Avita Medical Highlights Report on ReCell Patients
The findings were presented by Ryan Rebowe, MD, of the Wake Forest Baptist Medical Center Burn Center (WFBMC), at the 28th Annual Southern Region Burn Conference, held November 20 - 22, 2015 in Dallas, Texas. The presentation, titled "The Use of ReCell® in the Treatment of Large Burns: A Single Center Experience," achieved 2nd place honours at the event.
Surgeons at the WFBMC Burn Center performed the 12-case series, which included eight adult and four pediatric cases of large, thermal burns treated using ReCell® as an adjunct to grafting. They compared the lengths of hospital stay observed for patients treated with ReCell® under Avita's Compassionate Use Investigational Device Exemption (IDE) with published age-matched averages from the American Burn Association's National Burn Repository database. When the participants in the case series were compared to age-matched averages, the hospital length of stay was 63% lower in the ReCell-treated group, the researchers reported.
The use of ReCell in conjunction with autografting appears to reduce risks of graft loss and poor functional/aesthetic outcomes commonly associated with widely expanded meshed autografts, enabling the surgeons to confidently achieve primary closure for these patients of up to 12,000 cm2 in a single procedure that would ordinarily require multiple, staged operations. The reduction in multiple, staged operations means that patients' burn injuries are healed earlier and they can be appropriately discharged from the hospital.
"We are very pleased with the apparent decreased length of stay that we were able to achieve for these massive burns with the use of ReCell," commented Dr. James H. Holmes IV, MD FACS, Director of the WFBMC Burn Center.
Earlier this fall, the U.S. Food and Drug Administration (FDA) approved an expansion of Avita's Compassionate Use Investigational Device Exemption (IDE) program for ReCell®. As part of the expansion, the FDA doubled the patient number to a total of 24 patients who have insufficient healthy skin available for standard skin grafting of their injury.
"This series of compassionate use cases highlights the excellent clinical and economic outcomes that we expect through the use of ReCell® in burn care," commented Andrew Quick, Avita's Vice President of Research and Technology. "Relative to normative data, Wake Forest Baptist Medical Center Burn Center showed a 63% reduction in their patient's length of hospital stay, saving both patients and the healthcare system valuable time and resources."
ReCell® first gained prominence as a treatment for burn victims following the 2002 bombing in Bali, Indonesia, and it has been deployed in other mass casualty events, including the Taiwan waterpark disaster in June 2015. The single-use device is simple to use, and allows medical professionals to quickly make a Regenerative Epithelial Suspension (RES™), which can be immediately applied to a burn. Clinical data have shown that the method can improve short-term healing and provide superior long-term outcomes. In terms of autograft-sparing capability, RES™ can be created using only small skin samples, significantly reducing the need for skin donor sites.

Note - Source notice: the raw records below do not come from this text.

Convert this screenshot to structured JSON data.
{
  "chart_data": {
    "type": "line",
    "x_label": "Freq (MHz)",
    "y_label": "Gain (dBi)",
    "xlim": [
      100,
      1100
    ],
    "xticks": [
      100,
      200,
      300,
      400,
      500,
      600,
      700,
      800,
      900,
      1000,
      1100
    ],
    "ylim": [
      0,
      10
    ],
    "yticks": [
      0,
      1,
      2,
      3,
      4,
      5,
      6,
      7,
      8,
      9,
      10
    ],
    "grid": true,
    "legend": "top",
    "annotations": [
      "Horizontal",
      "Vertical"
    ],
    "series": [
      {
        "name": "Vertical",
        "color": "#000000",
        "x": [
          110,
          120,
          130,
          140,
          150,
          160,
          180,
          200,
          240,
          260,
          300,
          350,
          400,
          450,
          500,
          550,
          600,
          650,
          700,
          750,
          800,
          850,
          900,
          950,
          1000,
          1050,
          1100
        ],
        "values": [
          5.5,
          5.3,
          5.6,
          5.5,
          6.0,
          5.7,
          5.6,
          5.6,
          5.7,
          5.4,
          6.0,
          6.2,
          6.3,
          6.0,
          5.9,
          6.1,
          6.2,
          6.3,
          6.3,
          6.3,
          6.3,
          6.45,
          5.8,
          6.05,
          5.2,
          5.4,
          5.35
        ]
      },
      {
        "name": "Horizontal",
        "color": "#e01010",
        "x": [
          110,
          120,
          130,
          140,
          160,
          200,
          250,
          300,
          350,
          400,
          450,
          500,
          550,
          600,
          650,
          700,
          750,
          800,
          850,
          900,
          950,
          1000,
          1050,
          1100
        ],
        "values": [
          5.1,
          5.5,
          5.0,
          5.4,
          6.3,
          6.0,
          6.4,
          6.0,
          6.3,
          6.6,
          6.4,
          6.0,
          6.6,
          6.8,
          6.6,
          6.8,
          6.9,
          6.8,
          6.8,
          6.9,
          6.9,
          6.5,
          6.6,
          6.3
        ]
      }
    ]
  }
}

ReCell® is Avita Medical's unique proprietary technology that enables a clinician to rapidly create, at point of care in approximately 30 minutes, Regenerative Epithelial Suspension (RES™) using a small sample of the patient's skin. RES™ is an autologous suspension comprising the cells and wound healing factors necessary to regenerate natural, healthy skin. RES™ has a broad range of applications and can be used to restart healing in unresponsive wounds, to repair burns using less donor skin yet with improved functional and aesthetic outcomes, and to restore pigmentation and improve cosmesis of damaged skin.
Avita Medical develops and distributes regenerative products for the treatment of a broad range of wounds, scars and skin defects. Avita's patented and proprietary collection and application technology provides innovative treatment solutions derived from a patient's own skin. The Company's lead product, ReCell®, is used in the treatment of a wide variety of burns, plastic, reconstructive and cosmetic procedures. ReCell® is patented, CE?marked for Europe, TGA?registered in Australia, and CFDA?cleared in China. In the United States, ReCell® is an investigational device limited by federal law to investigational use. A pivotal U.S. trial is underway, with patient enrollment completion anticipated by the end of 2015.